Commenting ahead of the publication of the final report by the Independent Commission on Banking, John Longworth, Director General of the British Chambers of Commerce (BCC), said“Any reforms to the UK banking system must be considered in the wider context of economic growth. The government must prioritise enterprise, wealth creation, growth and jobs, and a strong, well-capitalised banking sector prepared to lend is vital to achieving this. While there is clearly a need to ensure our banking system is robust, we must ensure that new regulations, however desirable in principle, do not inadvertently derail the fragile recovery."
On ring-fencing:
“The risks are particularly serious for small- and medium-sized businesses, which are vital to the economic recovery. There are real concerns that ring-fencing may limit banks’ ability to lend to small businesses. In addition, financial services is a sector in itself and one in which we have comparative advantage. While other parts of our economy need to be strengthened, this sector must also be given the opportunity to grow and continue to contribute to the economy.

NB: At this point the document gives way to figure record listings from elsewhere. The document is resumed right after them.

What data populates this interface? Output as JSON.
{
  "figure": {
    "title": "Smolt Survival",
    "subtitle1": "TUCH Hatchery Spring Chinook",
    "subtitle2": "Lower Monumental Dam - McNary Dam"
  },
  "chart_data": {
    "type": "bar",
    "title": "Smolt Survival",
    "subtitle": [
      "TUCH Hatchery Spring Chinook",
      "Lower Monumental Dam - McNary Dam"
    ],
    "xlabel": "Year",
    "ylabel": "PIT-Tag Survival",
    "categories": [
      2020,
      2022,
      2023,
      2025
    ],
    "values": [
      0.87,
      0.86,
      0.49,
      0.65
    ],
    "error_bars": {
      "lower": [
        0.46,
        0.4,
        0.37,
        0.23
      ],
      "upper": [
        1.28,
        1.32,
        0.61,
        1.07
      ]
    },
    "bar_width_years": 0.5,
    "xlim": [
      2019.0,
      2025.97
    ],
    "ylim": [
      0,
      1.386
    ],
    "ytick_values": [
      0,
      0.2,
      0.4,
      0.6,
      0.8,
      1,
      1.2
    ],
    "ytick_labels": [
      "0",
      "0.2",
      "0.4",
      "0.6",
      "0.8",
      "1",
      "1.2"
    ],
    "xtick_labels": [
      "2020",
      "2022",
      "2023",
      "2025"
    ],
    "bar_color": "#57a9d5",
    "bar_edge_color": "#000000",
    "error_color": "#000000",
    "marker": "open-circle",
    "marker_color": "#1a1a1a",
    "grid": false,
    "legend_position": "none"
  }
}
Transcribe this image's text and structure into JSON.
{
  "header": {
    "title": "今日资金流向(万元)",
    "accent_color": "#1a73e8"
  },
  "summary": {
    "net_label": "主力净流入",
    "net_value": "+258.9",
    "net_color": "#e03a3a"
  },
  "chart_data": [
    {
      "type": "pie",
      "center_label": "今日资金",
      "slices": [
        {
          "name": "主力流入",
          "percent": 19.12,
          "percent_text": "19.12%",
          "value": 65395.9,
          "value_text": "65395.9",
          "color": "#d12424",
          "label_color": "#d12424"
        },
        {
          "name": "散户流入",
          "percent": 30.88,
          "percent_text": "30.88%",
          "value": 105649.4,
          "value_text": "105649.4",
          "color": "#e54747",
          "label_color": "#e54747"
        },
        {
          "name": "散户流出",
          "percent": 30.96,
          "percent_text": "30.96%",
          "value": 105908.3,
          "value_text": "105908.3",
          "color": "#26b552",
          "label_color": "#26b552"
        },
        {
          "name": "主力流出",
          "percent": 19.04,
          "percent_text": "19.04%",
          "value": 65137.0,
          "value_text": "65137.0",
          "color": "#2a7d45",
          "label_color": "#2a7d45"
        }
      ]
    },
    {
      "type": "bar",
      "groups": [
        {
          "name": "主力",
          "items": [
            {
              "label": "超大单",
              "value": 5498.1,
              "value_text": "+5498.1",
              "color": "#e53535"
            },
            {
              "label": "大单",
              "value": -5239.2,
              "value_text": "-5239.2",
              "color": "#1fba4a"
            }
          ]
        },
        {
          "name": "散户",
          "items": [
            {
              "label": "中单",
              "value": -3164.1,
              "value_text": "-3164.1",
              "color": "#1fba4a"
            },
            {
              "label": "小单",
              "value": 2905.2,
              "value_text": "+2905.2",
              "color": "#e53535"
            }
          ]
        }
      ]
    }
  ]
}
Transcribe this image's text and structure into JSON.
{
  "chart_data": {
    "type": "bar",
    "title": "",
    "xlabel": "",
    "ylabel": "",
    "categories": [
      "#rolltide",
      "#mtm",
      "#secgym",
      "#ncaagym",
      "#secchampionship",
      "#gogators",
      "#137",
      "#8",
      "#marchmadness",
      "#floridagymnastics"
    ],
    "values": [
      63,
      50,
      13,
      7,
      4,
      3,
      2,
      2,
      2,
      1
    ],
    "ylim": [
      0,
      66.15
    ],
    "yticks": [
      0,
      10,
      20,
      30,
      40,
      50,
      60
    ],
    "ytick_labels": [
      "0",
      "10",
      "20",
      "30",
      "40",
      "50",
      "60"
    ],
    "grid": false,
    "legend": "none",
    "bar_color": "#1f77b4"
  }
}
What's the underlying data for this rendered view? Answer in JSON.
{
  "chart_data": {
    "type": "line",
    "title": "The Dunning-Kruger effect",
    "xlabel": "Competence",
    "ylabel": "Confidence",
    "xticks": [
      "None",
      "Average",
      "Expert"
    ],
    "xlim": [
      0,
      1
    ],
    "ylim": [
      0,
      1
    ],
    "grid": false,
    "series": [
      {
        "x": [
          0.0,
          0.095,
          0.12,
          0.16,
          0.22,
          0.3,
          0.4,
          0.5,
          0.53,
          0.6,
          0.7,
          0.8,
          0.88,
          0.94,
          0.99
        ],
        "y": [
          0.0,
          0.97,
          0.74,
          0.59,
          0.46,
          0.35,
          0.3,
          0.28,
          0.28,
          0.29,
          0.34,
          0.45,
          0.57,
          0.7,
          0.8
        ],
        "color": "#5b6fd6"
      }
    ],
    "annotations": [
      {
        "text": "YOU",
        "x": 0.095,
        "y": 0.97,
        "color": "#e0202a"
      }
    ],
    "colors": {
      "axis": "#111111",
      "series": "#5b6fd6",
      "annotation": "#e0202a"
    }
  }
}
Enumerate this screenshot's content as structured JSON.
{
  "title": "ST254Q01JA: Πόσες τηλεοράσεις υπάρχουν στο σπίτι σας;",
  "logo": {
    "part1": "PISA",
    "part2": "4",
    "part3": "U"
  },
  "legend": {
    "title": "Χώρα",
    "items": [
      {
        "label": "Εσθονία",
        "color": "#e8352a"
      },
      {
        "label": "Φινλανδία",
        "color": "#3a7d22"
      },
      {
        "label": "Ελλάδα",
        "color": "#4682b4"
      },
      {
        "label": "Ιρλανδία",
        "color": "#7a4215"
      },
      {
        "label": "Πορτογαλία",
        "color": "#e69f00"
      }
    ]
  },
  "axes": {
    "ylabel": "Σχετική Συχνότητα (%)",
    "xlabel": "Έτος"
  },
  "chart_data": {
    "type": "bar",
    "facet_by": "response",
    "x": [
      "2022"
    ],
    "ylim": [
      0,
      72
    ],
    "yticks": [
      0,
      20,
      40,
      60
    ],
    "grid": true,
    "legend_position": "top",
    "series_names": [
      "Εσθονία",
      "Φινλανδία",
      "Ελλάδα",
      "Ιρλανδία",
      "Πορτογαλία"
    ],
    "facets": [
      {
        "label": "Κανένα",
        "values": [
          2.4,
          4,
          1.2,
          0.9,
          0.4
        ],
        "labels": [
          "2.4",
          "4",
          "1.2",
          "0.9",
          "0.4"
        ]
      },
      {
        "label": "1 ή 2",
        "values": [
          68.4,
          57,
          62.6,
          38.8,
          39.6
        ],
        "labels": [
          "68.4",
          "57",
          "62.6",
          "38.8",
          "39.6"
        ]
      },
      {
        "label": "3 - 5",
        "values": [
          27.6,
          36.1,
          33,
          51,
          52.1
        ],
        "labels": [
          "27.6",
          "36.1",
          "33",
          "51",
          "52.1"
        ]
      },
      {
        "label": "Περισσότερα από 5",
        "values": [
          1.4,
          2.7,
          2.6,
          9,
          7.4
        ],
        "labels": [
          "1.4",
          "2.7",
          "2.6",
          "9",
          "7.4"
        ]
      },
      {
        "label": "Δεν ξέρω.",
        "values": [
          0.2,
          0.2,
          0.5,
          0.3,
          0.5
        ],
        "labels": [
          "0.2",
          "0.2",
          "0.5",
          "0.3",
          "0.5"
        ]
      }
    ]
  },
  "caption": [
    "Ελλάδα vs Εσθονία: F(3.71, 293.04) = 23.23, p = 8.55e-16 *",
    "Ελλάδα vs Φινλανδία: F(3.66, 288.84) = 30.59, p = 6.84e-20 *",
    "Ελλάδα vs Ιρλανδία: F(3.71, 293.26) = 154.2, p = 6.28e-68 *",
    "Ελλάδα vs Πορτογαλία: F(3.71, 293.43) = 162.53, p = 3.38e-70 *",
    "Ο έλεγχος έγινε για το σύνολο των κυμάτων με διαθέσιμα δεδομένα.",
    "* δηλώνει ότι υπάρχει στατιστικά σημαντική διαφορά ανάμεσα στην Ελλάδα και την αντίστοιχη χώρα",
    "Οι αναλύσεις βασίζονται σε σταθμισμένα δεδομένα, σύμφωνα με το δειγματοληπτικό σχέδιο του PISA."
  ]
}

“While we support the broad aims of ring-fencing, the implementation can only be considered over the longer-term, to avoid any unintended damage to the economy. The costs and effort involved in banks separating retail and investment banking operations could be enormous. We need more solid evidence that ring-fencing will avoid future crippling bailouts, and that the costs will not exceed the benefits. With the BCC’s recent economic forecast predicting weak growth until 2013, ring-fencing can only take place over an extended period to ensure that businesses are able to access the finance they need."
On lending to businesses:
“There is conflicting evidence on the supply-demand imbalance on bank lending to businesses. However, greater competition in the sector would mean better terms and conditions for business. While that doesn’t necessarily mean an immediate swarm of new entrants, it is important to give more active thought to the possibility of creating new regional banks with a strong SME focus. Improving SMEs’ access to the capital markets is also important. Meanwhile, we need greater transparency from banks, making it easier for businesses to compare products. If it is easier for businesses to switch between providers, poor service will be punished. Alongside greater transparency, this will drive down costs and improve terms and conditions for business customers.
“Establishing more effective relationships between banks and businesses is no easy task. However, ensuring we have a stable banking system will go some way to restoring confidence in the sector. Alongside this, banks must look more widely at how they communicate with business customers. Time and time again we hear from business owners who complain that banks are unable to make decisions at a local level about their financing needs. Greater transparency and local support from banks go hand in hand with improved amounts of financing available to businesses and a robust system that delivers for all.”